The most meaningful Bible stories for me are the ones where I can identify with someone in the text. Sadly, I often can relate to the self-righteous religious leaders in the stories of Jesus’ miracles. Sometimes, I identify with the disciples, but usually when they are confused and doubting. Finding connections in the Hebrew Scriptures is a little harder for me. The story of Jacob and his transformation to Israel is surprisingly meaningful for me.
Jacob, son of Isaac, patriarch of the Jewish people and central Biblical figure is as flawed and imperfect a person as you will find in the scriptures. As I read his story, his greatness seems to be a birth rite and not something he has earned. He is clever but not righteous in any way. There are legendary stories of him outsmarting a dim-witted brother named Esau. Finally, he steals Esau’s birthright from an elderly blind and confused Isaac.

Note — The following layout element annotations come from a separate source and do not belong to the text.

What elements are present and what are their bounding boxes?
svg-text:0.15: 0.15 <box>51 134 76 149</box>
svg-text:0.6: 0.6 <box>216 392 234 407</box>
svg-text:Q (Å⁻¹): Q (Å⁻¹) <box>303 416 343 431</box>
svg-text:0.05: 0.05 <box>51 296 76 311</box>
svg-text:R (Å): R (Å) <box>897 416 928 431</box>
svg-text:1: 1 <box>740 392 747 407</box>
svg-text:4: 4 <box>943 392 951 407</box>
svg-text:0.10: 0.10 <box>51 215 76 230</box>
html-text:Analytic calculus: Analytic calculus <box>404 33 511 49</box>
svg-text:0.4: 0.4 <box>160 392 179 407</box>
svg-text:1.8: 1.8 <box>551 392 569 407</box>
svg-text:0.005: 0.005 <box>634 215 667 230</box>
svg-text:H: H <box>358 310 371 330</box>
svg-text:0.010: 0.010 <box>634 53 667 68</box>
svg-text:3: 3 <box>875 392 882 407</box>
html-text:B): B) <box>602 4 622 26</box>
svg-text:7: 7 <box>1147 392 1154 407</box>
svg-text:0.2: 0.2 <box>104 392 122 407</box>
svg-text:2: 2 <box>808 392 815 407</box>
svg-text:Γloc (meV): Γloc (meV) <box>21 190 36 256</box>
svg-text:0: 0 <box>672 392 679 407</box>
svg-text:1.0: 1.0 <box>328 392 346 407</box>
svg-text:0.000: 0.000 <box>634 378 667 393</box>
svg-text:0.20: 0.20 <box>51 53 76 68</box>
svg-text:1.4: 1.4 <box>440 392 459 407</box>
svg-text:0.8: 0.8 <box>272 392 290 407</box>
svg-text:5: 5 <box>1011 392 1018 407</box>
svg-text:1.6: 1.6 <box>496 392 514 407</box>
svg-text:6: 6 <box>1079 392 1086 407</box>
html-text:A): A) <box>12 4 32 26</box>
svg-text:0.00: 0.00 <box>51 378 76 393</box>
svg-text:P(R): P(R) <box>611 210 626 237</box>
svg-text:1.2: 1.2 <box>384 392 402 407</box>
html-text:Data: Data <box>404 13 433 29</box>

The account of his servitude to his uncle and marriages is almost comical. Yet, his persistence and cleverness eventually pay off and he finds himself to be as wealthy a patriarch as his father and grand-father.
The story of Jacob’s dream at Bethel is the part of his story I relate to. He succeeded in stealing his brother’s birth right, but it has upset Esau. Remember Esau was a prolific hunter who was impulsive and prone to making bad decisions. I think Jacob knows that his life is now in danger in his own home. So instead of staying to reap the reward of the birthright he is off to see his Uncle and hopefully find refuge there.
In this text he is alone and lays down with a stone for a pillow. His vision famously revolves around a ladder or staircase which extends from earth to heaven. Angels going up and down demonstrate how close we all are to heaven’s doors.
In this unlikely place Jacob has discovered that the connection to heaven is as close to him as the rock he is sleeping on. It is interesting to me that the Lord appears at his side and not at the top of the ladder. God has come down to where Jacob is. There is a great message in all of this. Jacob did whatever it took to steal Esau’s birth rite. Yet, now he leaves his home empty handed and afraid. In the midst of all that imperfection and crisis, God is revealed to him.
This unlikely place has become sacred to Jacob and sacred to generations who come after him. Bethel, house of the Lord, becomes an important concept in worshiping God.
I am always on the lookout for my own Bethel. What every day ordinary place will open my eyes to see how close we all are to Heaven. I take comfort in the Jacob story, God coming to him when his life seems to be falling apart is a great lesson that God is with each of us at all times and all places.
Theologians call this concept the omnipresence of God. I just take comfort in knowing that the next ordinary place I come across could become my own personal Bethel.